密文是我用来打印重复字符及其出现百分比的字符串。这是代码:
def freq_attack (ciphertext):
store = ""
character = ""
non_character=""
for i in xrange(len(ciphertext)):
x = ciphertext[i]
if(is_alphabet(x)):
character +=x
else:
non_character +=x
for char in character:
count =(ciphertext.count(char)*100)/len(character)
print char, count,"%"
输出
a 400/7 %
s 100/7 %
a 400/7 %
a 400/7 %
e 100/7 %
a 400/7 %
w 100/7 %
答案 0 :(得分:4)
您只需计算字符数,因此请使用collections.Counter() object:
from collections import Counter
def freq_attack(ciphertext):
counts = Counter(ch for ch in ciphertext if ch.isalpha())
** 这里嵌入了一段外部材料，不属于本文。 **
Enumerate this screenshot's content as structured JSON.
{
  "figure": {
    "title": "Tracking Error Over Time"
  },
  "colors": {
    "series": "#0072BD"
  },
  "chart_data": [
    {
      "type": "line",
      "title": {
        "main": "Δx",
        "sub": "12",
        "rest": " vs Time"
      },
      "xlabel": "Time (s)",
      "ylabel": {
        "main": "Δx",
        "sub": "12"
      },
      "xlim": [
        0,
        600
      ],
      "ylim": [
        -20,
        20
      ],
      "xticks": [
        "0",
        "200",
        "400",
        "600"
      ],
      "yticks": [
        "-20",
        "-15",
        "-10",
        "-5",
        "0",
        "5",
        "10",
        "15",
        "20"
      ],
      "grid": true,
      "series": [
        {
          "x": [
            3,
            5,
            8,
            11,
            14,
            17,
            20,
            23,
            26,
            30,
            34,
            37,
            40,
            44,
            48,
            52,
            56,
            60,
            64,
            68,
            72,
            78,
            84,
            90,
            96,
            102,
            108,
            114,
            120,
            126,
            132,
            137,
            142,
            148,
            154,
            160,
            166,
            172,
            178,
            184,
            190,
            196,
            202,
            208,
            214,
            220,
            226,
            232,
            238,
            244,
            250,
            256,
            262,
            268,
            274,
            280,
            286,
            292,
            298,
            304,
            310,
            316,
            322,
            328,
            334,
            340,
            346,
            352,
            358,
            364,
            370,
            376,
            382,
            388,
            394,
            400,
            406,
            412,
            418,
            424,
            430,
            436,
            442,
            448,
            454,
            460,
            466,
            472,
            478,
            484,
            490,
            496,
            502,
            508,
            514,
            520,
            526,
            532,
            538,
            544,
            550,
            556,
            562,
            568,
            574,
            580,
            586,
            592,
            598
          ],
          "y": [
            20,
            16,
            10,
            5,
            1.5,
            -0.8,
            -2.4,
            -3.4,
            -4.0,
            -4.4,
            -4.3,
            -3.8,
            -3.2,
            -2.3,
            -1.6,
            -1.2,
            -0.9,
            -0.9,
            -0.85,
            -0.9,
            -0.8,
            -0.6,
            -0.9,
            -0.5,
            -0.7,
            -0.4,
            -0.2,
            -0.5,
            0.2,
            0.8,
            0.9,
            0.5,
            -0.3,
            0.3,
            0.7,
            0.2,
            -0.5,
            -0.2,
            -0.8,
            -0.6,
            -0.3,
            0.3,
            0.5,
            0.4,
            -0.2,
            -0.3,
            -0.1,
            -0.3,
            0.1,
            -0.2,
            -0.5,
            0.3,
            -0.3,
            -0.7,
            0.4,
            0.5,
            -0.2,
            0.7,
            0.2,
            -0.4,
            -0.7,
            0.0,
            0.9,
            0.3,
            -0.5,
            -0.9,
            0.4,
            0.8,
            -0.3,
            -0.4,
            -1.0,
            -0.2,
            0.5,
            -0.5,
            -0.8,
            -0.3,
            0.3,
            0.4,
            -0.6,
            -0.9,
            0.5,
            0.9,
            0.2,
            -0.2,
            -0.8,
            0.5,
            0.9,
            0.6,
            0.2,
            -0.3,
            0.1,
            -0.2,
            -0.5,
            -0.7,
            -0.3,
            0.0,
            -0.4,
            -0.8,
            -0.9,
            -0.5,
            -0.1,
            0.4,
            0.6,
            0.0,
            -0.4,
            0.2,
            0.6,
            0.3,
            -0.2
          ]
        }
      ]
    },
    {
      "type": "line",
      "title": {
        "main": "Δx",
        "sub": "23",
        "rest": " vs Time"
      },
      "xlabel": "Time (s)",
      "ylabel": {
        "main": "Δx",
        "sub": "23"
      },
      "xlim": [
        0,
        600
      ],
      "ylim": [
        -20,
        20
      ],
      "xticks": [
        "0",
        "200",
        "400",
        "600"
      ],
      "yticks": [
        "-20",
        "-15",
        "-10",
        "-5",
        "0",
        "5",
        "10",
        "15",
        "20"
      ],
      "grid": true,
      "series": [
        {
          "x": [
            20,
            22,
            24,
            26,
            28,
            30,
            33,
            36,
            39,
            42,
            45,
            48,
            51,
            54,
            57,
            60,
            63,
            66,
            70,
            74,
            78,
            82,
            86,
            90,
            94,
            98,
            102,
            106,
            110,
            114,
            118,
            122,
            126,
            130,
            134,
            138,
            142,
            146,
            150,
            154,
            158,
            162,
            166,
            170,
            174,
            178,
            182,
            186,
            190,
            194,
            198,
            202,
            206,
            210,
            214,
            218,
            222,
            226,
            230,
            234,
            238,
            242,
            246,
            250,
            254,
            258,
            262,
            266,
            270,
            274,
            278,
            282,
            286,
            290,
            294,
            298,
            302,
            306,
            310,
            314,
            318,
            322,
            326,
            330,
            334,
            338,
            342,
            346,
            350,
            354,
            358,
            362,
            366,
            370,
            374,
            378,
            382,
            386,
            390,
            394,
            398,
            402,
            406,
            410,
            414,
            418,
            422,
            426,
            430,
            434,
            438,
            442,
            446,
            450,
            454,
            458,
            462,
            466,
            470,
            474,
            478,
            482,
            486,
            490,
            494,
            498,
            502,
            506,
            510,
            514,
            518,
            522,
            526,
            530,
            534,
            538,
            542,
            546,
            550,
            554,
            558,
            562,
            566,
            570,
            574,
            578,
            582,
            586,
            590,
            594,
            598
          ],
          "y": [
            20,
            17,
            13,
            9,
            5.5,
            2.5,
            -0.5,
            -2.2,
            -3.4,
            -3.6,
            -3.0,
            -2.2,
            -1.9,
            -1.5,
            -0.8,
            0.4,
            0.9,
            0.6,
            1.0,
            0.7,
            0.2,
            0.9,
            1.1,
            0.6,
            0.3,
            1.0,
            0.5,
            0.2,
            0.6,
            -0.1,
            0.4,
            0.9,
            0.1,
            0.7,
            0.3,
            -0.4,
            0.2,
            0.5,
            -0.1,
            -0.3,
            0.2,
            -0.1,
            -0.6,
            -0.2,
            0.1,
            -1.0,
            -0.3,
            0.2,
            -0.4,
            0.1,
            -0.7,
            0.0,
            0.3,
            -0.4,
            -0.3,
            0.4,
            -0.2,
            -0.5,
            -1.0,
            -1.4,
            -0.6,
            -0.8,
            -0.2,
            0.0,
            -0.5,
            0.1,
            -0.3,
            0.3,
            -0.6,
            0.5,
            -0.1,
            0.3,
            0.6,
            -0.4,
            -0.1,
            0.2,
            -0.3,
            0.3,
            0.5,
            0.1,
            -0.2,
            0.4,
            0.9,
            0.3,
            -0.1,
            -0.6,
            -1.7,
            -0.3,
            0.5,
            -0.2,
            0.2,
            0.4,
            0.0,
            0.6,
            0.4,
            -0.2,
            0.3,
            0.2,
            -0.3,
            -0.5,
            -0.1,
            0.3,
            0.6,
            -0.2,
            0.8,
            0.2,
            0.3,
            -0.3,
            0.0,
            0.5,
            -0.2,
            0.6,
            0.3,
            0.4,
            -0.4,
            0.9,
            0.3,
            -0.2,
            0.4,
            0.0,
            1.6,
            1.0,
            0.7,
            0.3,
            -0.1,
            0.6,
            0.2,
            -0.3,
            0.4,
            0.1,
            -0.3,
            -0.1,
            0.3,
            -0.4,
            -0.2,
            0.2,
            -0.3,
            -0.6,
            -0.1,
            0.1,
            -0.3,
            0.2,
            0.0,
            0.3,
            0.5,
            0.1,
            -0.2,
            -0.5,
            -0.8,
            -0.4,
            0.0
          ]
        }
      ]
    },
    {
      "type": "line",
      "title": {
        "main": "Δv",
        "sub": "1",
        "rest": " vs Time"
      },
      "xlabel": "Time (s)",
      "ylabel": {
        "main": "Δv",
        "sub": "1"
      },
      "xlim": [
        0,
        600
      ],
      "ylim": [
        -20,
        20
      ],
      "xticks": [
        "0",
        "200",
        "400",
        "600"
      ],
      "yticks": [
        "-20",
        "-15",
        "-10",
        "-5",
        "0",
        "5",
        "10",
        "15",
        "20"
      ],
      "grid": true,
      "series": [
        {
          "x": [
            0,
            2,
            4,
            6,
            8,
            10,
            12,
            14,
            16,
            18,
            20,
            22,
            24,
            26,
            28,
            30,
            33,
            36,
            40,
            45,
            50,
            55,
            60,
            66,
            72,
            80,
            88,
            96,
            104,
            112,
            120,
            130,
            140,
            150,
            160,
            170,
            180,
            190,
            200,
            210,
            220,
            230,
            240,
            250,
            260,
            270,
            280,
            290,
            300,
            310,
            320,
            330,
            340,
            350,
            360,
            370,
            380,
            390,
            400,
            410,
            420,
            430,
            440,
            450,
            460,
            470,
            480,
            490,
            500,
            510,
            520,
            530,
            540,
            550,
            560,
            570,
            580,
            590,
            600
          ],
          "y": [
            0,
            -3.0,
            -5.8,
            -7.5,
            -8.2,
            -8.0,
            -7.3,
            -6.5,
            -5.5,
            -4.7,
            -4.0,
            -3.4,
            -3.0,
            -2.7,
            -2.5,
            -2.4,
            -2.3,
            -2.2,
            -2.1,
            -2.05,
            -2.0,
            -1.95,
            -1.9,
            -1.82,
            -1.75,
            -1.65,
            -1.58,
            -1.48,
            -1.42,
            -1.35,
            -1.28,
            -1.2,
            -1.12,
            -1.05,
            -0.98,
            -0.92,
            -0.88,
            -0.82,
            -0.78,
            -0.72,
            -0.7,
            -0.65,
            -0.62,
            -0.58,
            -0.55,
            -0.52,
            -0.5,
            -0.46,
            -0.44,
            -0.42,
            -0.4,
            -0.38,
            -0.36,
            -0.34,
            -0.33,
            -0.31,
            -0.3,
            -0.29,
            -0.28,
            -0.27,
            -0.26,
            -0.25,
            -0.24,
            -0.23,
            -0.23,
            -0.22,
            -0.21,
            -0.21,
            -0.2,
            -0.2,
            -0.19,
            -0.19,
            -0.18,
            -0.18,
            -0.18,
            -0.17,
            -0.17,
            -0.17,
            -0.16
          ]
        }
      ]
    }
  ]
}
total = sum(counts.itervalues())
for char, count in counts.most_common():
print char, count * 100.0 / total
演示:
>>> freq_attack('hello world')
l 30.0
o 20.0
e 10.0
d 10.0
h 10.0
r 10.0
w 10.0
您的for循环逐个迭代ciphertext中的每个字符,这意味着在字符串hello world中,它会遇到字符l三次,每次算上它。至少,使用字典来跟踪每个字母的计数。
Counter()对象是Python字典类型的子类,有一些额外的行为可以使计数更容易。